Il fronte oscurantista coltiva e riproduce quelle che Spinoza definiva “passioni tristi”, né più né meno (ricalcando tra l’altro l’antica avversione cristiano-platonica per il corpo).
Inevitabilmente gli studi di genere, oltre al lato conoscitivo-disvelativo, recano sempre con sé il lato pratico e rivendicativo – come succede fin dagli anni ’60 per tutti i movimenti di donne, neri, minoranze, ridotti e semplificati entro la dizione “diritti civili”.
Ma non si tratta soltanto di “diritti” (e dunque di portare avanti battaglie per il riconoscimento normativo in sede di leggi), bensì di qualcosa di ancor più originario ed essenziale (da cui i diritti seguono): si tratta piuttosto di autodefinizione, di autocostituzione di soggetti che non si riconoscono nell’unica Norma (o nelle categorie imposte dalla Norma): e questo non riguarda più o soltanto categorie (i gay, le lesbiche, i trasgender, i transessuali, ecc.), ma ogni individuo, soggetto, essere singolare (e questa è la terza fonte di cui parlavo sopra, dopo natura e cultura). È evidente che questi soggetti diversi sono pur sempre immersi in codici naturali e sociali predefiniti o precostituiti, ma le dinamiche sociali portano inevitabilmente con sé trasformazioni, mutamenti – sia delle società che dei cittadini/e che le compongono.

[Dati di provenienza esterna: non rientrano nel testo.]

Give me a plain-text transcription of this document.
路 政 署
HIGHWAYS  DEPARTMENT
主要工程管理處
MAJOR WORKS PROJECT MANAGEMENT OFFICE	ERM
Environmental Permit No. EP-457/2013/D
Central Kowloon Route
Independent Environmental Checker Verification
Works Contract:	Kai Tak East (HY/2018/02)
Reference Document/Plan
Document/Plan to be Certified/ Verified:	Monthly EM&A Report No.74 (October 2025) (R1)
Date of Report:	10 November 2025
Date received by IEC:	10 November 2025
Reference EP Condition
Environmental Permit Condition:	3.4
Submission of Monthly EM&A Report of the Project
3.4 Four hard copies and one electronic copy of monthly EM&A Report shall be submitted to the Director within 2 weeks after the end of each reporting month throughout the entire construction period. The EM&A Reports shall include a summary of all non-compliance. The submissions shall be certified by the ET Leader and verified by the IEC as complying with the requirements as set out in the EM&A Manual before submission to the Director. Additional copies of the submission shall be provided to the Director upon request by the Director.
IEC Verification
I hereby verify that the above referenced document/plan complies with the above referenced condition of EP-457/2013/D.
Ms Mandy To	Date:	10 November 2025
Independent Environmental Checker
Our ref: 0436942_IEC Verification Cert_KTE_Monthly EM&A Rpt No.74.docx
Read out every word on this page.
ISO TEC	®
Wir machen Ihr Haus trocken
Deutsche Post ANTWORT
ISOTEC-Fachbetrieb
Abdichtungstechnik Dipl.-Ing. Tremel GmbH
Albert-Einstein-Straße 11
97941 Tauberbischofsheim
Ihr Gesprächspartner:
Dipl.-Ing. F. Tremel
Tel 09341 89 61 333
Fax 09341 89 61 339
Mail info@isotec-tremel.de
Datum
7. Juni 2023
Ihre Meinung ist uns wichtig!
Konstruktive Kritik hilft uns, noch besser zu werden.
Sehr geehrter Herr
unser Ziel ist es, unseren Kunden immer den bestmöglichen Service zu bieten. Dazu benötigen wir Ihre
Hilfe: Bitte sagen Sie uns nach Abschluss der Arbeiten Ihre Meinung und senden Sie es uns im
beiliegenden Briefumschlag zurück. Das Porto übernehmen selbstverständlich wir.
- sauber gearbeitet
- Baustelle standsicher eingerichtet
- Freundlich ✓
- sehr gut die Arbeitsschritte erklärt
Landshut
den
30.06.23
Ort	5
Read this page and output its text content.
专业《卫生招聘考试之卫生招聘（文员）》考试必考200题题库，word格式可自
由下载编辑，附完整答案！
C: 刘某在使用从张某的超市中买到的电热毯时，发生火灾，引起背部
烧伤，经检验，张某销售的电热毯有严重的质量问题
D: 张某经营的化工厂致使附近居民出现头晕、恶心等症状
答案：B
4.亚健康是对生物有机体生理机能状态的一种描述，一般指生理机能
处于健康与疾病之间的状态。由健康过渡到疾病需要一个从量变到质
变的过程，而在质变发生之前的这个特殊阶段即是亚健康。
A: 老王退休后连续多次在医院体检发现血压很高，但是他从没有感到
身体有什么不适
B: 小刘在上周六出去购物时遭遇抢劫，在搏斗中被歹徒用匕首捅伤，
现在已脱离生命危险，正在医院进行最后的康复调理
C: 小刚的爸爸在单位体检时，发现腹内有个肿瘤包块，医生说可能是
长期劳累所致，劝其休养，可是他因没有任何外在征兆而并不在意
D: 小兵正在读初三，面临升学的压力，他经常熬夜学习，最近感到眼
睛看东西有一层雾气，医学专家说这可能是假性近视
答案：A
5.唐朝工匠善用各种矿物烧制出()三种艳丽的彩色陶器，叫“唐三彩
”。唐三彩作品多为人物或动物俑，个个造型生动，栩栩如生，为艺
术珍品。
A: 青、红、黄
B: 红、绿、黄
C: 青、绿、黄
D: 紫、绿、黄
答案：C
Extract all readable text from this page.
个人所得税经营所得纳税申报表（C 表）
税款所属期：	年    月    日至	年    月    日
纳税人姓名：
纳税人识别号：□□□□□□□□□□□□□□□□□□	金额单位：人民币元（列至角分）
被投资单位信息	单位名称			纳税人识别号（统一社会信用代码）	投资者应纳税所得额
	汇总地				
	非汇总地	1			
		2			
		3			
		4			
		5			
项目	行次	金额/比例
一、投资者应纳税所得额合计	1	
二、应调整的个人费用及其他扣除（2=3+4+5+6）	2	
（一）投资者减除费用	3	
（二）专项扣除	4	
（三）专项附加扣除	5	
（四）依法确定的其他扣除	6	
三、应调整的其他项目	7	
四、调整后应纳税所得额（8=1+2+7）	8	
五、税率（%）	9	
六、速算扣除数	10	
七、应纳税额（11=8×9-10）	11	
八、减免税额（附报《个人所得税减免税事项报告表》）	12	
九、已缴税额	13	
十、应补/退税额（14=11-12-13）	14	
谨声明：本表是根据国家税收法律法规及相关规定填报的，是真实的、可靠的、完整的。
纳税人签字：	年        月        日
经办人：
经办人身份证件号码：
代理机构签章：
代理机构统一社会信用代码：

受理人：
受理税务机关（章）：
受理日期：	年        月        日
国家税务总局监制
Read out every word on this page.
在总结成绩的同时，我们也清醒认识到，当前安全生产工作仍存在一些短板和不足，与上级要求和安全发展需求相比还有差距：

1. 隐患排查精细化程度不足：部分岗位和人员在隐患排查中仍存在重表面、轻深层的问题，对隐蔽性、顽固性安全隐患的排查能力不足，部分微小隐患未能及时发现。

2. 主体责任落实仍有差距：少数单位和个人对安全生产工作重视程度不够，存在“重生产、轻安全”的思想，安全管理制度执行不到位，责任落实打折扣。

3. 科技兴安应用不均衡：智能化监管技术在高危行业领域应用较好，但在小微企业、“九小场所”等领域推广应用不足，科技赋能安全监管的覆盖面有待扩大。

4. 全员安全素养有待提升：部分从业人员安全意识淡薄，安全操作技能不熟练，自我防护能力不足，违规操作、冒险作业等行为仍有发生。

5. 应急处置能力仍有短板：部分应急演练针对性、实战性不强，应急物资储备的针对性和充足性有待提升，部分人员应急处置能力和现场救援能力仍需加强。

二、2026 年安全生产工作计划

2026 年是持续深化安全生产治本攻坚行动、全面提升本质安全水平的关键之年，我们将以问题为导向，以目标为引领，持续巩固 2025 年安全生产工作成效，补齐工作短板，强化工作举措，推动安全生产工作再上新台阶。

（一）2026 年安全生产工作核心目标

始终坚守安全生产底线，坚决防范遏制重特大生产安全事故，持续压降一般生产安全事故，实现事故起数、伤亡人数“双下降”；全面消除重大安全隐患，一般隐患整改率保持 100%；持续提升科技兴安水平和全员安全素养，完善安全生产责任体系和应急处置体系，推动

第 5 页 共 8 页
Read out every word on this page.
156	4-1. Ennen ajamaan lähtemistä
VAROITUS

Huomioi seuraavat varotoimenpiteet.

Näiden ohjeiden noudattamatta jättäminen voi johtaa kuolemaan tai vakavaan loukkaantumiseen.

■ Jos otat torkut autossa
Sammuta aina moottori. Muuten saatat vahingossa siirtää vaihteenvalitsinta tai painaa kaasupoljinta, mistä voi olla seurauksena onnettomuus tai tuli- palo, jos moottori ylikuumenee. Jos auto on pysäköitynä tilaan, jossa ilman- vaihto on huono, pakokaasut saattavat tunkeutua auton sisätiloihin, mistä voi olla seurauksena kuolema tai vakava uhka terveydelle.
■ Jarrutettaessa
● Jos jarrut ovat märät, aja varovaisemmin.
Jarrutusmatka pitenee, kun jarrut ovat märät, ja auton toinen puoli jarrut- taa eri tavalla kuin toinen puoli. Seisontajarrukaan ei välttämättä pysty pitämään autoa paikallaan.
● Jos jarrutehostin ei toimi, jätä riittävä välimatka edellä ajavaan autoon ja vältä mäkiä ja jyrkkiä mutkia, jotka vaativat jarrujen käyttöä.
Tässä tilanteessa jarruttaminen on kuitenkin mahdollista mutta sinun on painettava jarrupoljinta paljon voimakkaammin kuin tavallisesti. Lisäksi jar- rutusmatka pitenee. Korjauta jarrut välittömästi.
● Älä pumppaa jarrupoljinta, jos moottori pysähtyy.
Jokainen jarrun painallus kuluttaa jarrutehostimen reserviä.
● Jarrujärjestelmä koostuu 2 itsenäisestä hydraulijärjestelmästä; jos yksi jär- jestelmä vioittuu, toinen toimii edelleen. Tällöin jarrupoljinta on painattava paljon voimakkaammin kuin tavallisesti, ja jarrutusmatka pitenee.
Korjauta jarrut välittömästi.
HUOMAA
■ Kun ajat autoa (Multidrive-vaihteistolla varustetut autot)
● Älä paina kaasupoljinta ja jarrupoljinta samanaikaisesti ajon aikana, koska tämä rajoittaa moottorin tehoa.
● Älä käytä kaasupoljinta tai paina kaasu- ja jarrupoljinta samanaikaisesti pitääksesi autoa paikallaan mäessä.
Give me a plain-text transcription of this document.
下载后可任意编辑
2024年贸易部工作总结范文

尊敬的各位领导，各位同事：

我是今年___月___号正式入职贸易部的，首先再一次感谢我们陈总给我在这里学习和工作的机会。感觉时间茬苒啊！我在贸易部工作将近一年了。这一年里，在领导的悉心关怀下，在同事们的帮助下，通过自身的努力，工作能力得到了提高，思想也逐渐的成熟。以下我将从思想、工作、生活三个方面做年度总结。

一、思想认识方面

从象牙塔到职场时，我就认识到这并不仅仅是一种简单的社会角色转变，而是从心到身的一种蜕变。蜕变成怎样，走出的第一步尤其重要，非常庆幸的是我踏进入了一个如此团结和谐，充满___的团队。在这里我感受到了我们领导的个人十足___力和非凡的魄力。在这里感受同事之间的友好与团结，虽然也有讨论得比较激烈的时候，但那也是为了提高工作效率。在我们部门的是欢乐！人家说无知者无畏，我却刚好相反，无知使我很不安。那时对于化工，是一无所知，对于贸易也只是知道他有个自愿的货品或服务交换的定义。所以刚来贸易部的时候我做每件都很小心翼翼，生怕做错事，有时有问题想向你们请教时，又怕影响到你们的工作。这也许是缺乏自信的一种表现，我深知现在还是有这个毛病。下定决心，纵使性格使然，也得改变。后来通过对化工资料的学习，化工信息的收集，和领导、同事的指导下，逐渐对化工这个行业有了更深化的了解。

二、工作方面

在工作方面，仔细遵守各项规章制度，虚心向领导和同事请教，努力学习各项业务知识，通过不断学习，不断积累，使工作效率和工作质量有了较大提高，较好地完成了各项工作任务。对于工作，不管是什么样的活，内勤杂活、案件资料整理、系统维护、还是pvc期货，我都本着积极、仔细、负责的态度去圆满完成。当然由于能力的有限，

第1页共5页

Ogni essere umano è allora una singolarità (che non vuol dire che sia un atomo isolato) potenzialmente esplosiva proprio sul piano dei desideri, delle possibilità espressive di sé e del proprio corpo, e delle relazioni che ne seguono (“cosa può il corpo?” si chiedeva Spinoza).
Dunque, non è l’unica Norma a normare/definire i soggetti, ma sono questi ad autodefinirsi e normarsi, la norma (anzi le infinite norme) seguono dalla moltitudine, non viceversa. La norma (che è poi il modo di essere di ciascun*) non è data dall’esterno o dall’alto, non stabilisce gerarchie, non ha un andamento verticistico, ma viene provvisoriamente definita dal corpo di ciascuno e dai giochi relazionali possibili tra i corpi interagenti.
Questo è un piano orizzontale, immanente, l’unico possibile nel quale i diritti (ad esistere, e dunque ontologici) di tutti vengono davvero riconosciuti, e non per concessione: il discorso qui si allarga inevitabilmente al tema dei dispositivi di produzione della soggettività – ovvero, di tutte quelle modalità sociali attraverso cui si costituiscono i ruoli, le attitudini, i comportamenti, i pregiudizi, i meccanismi di inclusione/esclusione, ecc.
Naturalmente tutto ciò – questa gioiosa potenza esplosiva del corpo, del desiderio, del piacere, della libido – fa paura, provoca terrore, scandalo, tra molti benpensanti e nei segmenti più oscurantisti della società. Ma di che cosa hanno paura? Forse della sottrazione di energie a ciò che tiene in piedi le società della produzione e dell’iperconsumo?
È addirittura possibile qui rovesciare del tutto la prospettiva “naturalistica” utilizzata dagli oscurantisti: “naturale” non è la Norma (la morale), anzi nell’elemento della corporeità, della sessualità e fisicità è già scritta la norma naturale, che è quella della sua libera espressione senza che vi siano indebite sovrapposizioni o educastrazione (come la chiamava Mario Mieli). Ce lo ricorda Diderot, in una sua apologia della vita selvaggia, a proposito di un celebre viaggio a Tahiti, nel titolo di uno dei dialoghi immaginari: “Dialogo tra «A» e «B» sull’inconveniente di associare idee morali ad atti fisici che non ne comportano” – togliendo dunque di mezzo il codice civile e quello religioso, e lasciando parlare soltanto la “natura”.
Ed infine: gli oscurantisi vorrebbero relegare il sesso al privato delle camere da letto (e, conseguentemente, trovare delle scappatoie legislative di ripiego, senza che vi siano riconoscimenti pubblici o sociali delle diverse identità e modalità relazionali e affettive) – ma la sessualità, il corpo, i desideri hanno per loro natura una valenza pubblica, politica, comune – e, sempre nella storia, sono gioiosamente dirompenti e rivoluzionari.
L’unica vera rivoluzione passa dal corpo.